Since then, I've been thinking about it even more (which is, of course, the way you can tell that a conversation was awesome, productive, and meaningful), and realized that one thing we didn't discuss was that before you can move on, there has to be a sort of blessing of the place in which you currently find yourself. You can't get to a place of being emotionally healthy about letting the current situation go until you are at least at peace with it (even if you aren't exactly happy with it). Even if you find yourself free of the old situation (job, relationship, city), it still will follow you, heavy on your hearts, until you make peace with it. Wouldn't it feel better to make that peace before the transition, starting your new situation with a clean slate and a freed heart?

When we first moved to South Carolina, there was a deep restlessness about the move. We love being near my family, and enjoyed being back up in the Carolinas, but knew that we were not where we should be. We fought it, tooth and nail, thinking of ourselves as outsiders-- travelers passing through, for at least the first two years. And somehow during that time, in spite of all our frustrations and determination to get out of the small town, two years after moving into small town South Carolina, we found ourselves moving not to a larger city, but to an even smaller neighboring small town with a population of 2000. Our drive to get out at any costs had led us even farther into small town South, leaving us a bit bewildered.

Realizing we weren't going to be going anywhere any time soon, we began to make efforts to see the good in where we were. We developed a closer relationship with my father and his family, began to make friends with a few families in the natural living underground of our community, even though their views differed from our own, finding the common ground wherever it presented itself. We began to embrace small town life, realizing that whatever our plans, God's plan was obviously for us to be there, for that time. We learned to garden and grew much of our own food. I learned to can, to pickle, to cook, to sew, and we all boned up on our carpentry skills. I threw out our crayola kids paints and filled the craft closet with pastels, oil paint, acrylics, charcoal, beads, wool yarn, quill pens and india ink. We put tiki torches in the backyard and hosted cookouts for friends, enjoyed our telescope in the backyard (since the town was pitch-black at night and the sky was crystal clear and beautiful), and ate the occasional hotdog at the town's only oil and lube shop, which also claimed to have the best hot dogs in the country (??). We began to love and bless where we were, even though it wasn't where we knew we wanted to be, and after a while, it grew on us.

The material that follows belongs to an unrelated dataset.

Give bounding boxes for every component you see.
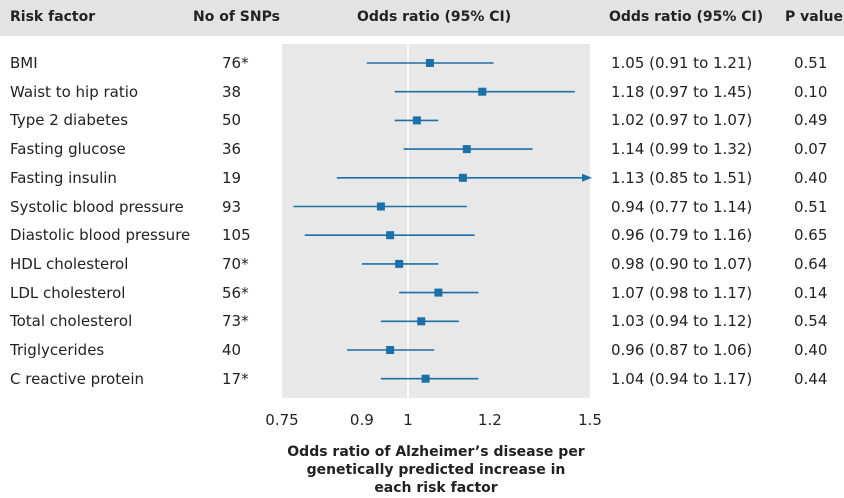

This is where the challenge presents itself: Somewhere in the process of loving and blessing where we were, which I believe strongly is a necessary part of change, we began to take our focus from where we were going. In the mix of everyday life, there is a fine line between loving and blessing where you are, and muddying your focus. This is where I think we got off course, at least for a little while. I do believe, very strongly, that blessing where you are (working hard and with integrity at that job you can't stand, or making the most out of a temporary illness) is a necessary step before you can fully move on, at least without carrying the baggage and negativity with you into your next experience. Yes, see where you're going, envision it, imagine what it will feel like, and know you are moving in that direction. But also, enjoy where you are now, bless the space, feel it, love it, grow in it.

And somehow in the midst of living in the moment, blessing where we are, we are supposed to remember that it is not where we're going, that it isn't our final destination.

How do you remember to do one, while not forgetting the other? This is a fine line, and one which I'm exploring more in my life, as I currently realize that as blessed as my life is at the moment, this is still not the finish line, not my final destination. I am now (and will likely always be) in process, an unfinished but ever-growing work, breathing in the possibilities. I think I'm okay with that.